Still, with air travel constantly increasing, only between 5 to 20% of the world’s population has ever actually travelled on an aeroplane.
|70% of all international flights are taken by just 15% of the population|
Within that, an even smaller minority accounts for most of the trips, with one estimate from the UK finding that 70% of all international flights are taken by just 15% of the population.
Aviation – and its rising impact on the environment – could, therefore, be seen as an elite phenomenon – heavily subsidised by the broader population but only used by select few.
As a result, reducing aviation emissions is challenging not only from the technical perspective.
As their economies continue to grow, developing countries have been fiercely resistant to the idea that their access to air travel should be limited. Economist Thomas Piketty has proposed a tax to incite those countries to join the cause.

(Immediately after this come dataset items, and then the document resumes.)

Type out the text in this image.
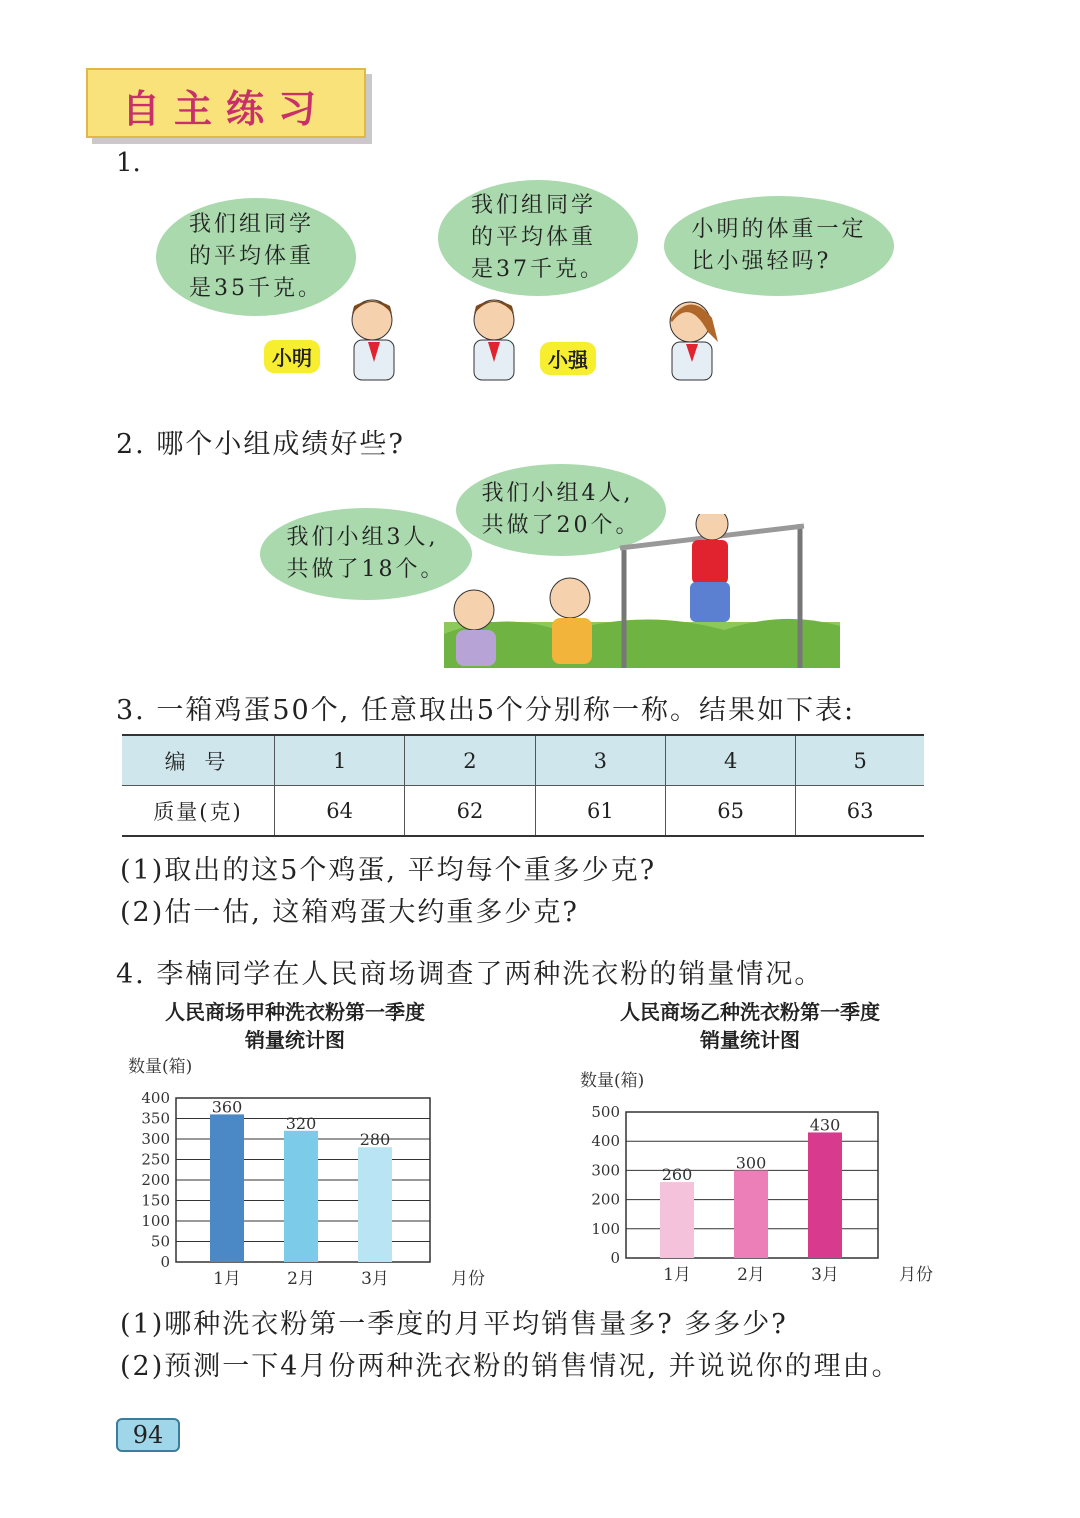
自主练习
1.
我们组同学
的平均体重
是35千克。
我们组同学
的平均体重
是37千克。
小明的体重一定
比小强轻吗?
小明	小强
2. 哪个小组成绩好些?
我们小组3人,
共做了18个。
我们小组4人,
共做了20个。
3. 一箱鸡蛋50个, 任意取出5个分别称一称。结果如下表:
编 号	1	2	3	4	5
质量(克)	64	62	61	65	63
(1)取出的这5个鸡蛋, 平均每个重多少克?
(2)估一估, 这箱鸡蛋大约重多少克?
4. 李楠同学在人民商场调查了两种洗衣粉的销量情况。
人民商场甲种洗衣粉第一季度
销量统计图
人民商场乙种洗衣粉第一季度
销量统计图
数量(箱)
0
50
100
150
200
250
300
350
400	360
1月
320
2月
280
3月	月份
数量(箱)
0
100
200
300
400
500
260
1月
300
2月
430
3月	月份
(1)哪种洗衣粉第一季度的月平均销售量多? 多多少?
(2)预测一下4月份两种洗衣粉的销售情况, 并说说你的理由。
94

At the same time, increasing the costs of air travel in more developed countries could make it even less accessible to poorer households, without putting a significant dent in business travel or the number of flights taken by the richer segments of the population.
What steps are needed at policy level?
The scale of the climate challenge requires that all sectors make major mitigation efforts. This applies particularly to the sectors where emissions are currently growing.
Urgent action is clearly needed, so it will be interesting to see how the incoming European Commission responds to pressure from some member states and segments of the European Parliament.
One key decision in the near future will be on whether the CORSIA offsetting agreement is sufficiently demanding to justify a continued exemption from the EU Emissions Trading System for international flights.
Ensuring that aviation faces a real carbon price is important; but it is just one element in a wider range of required actions.
To effectively lower aviation emissions, we also need:
- Real investment in improving the aviation sector’s emissions efficiency – and not only through the use of biofuels.
- Wider public debate on what volume of air travel can be consistent with the 1.5C Paris target; and how it should be shared between and within countries.
- Infrastructure decisions that are consistent with the Paris target – which in turn means avoiding increases in airport capacity, and investment in alternative lower carbon travel options, as well as an understanding that in a world of finite resources, ever-increasing international travel is not an option.
Finally, the international community needs to demonstrate serious commitment.
ICAO – like the 1944 Chicago Convention from which it stems – was a relevant response to the challenges of the growth in international air travel after the Second World War. But today’s ICAO system is dominated by airline interests, and is clearly inadequate for regulating the question of what share the aviation industry should have of a finite global emissions budget.
One – controversial – option would be for the EU and other world leaders to take control of the aviation emissions issue away from ICAO. This would almost certainly lead to significant disruption, but if it were to succeed, it would allow the world to start experimenting with ways of moving beyond the unsustainable consumption of air travel.
 Lobby group atmosfair has cited 5%. Other media cite 18%. Atmosfair numbers appear to be based on 2002 estimate.